Haberler

İklim Değişiklikleri ile Yeni Gündem Doğa Dostu Soğutma

Gezegenimizin atmosferi tıpkı bir sera gibi çalışır. Yeryüzüne ulaşan güneş ışınlarının neredeyse yarıya yakını yeryüzünden yansır. Atmosferimiz, sera gazı olarak da nitelendirilen karbondioksit, metan, su buharı, ozon, azot oksit vb. gazlar sayesinde yeryüzünden yansıyan güneş ışınlarının bir kısmını tekrar yeryüzüne gönderir. Bir battaniye işlevi gören sera gazları sayesinde yeryüzündeki ortalama sıcaklık, insanlar, hayvanlar ve bitkilerin hayatını sürdürmesine imkân verecek bir ısı düzeyini, 15°C’yi yakalar.

Sera gazları olmasaydı, yeryüzünün ortalama sıcaklığı -18°C civarında olurdu. Sera gazlarının bu doğal etkisi “sera gazı etkisi” olarak adlandırılır.
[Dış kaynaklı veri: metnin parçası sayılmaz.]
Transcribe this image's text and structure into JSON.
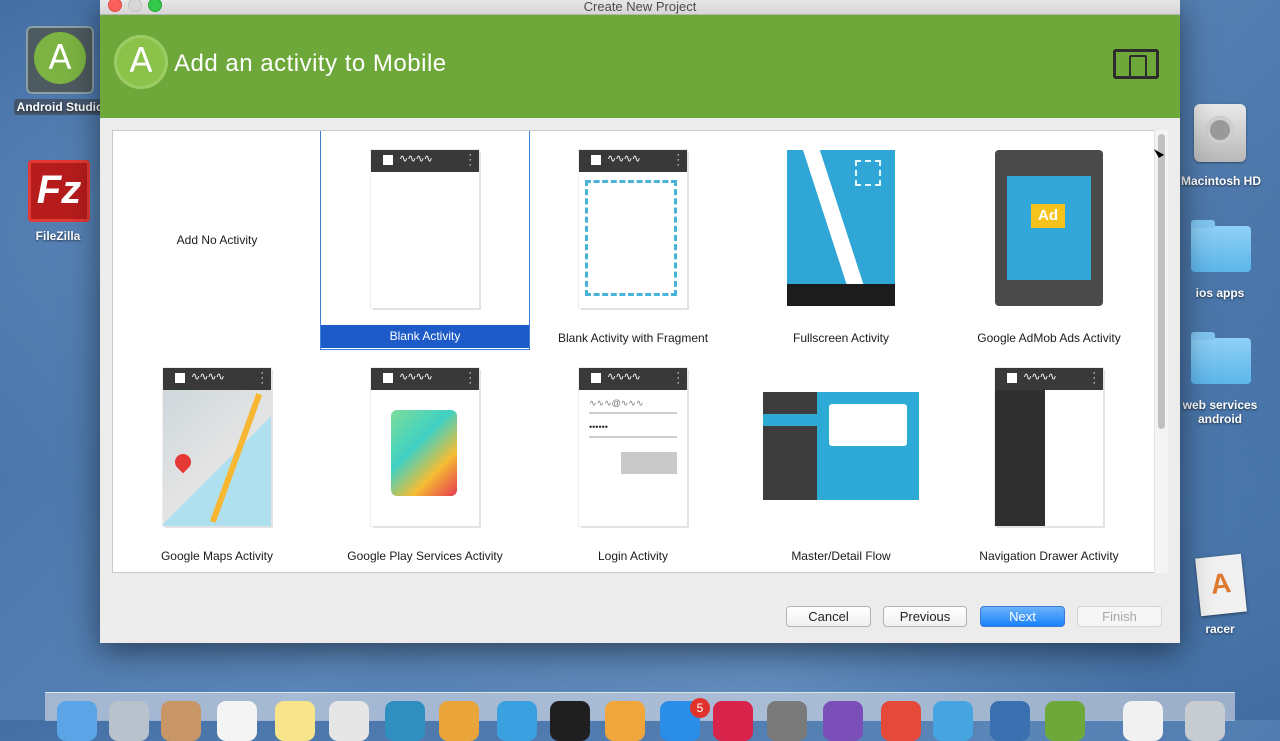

Atmosferdeki sera gazlarının oranı, 1750’li yıllarda başlayan sanayi devrimi sonrasında artmaya başlamış, karbondioksit oranı %40’lık bir artış göstererek 280 ppm’den 394 ppm’e ulaşmıştır. Hükümetlerarası İklim Değişikliği Paneli’ne (IPCC) göre karbondioksit oranındaki artış öncelikle fosil yakıt kullanımından kaynaklanıyor. Kayda değer ikinci etken, başta ormansızlaşma olmak üzere arazi kullanımındaki değişimdir.

Hükümetlerarası İklim Değişikliği Paneli, insan faaliyetlerinin atmosferde yarattığı etkinin sonucunda küresel ortalama sıcaklıklarda artış yaşandığını ortaya koymuştur. Özellikle son yıllarda yaz mevsiminin aşırı sıcak geçtiği ve nem oranının bazı kentlerde çok yükseldiği veya düştüğünü gözlemleyebiliyoruz. Buna istinaden soğutma ve iklimlendirme teknolojilerinde hızlı gelişmeler yaşanarak doğaya uygun, daha az enerji sarfeden yöntemler ile teknolojileri birleştirmeye çalışarak çözümler üretiyoruz. Klimalar bu sistemlerin başında gelse de alerjik bünyelerin klimalı ortamlarda hastalıklarının tetiklendiği göz ardı edilemez bir gerçek olarak karşımıza çıkıyor. Bunun yanında ofis/ev çalışanlarının da sürekli maaruz kaldığı kirli havanın içeride dönmesi ve nemin azalarak burun kuruluğuna sebep olması da olumsuz faktörler arasında yer alıyor.

Şüphesiz havadaki  nem oranının insan hayatında önemli bir yeri var. Nem oranını korurken aynı zamanda daha az enerji tüketimi ile soğutma sağlayan, Avrupa ve Amerika’da alternatif soğutma sistemleri arasında desisif-evaporatif soğutma sistemlerinin Türkiye’ye göre belki de hızlı bir şekilde yaygınlaşmasının en büyük sebebi.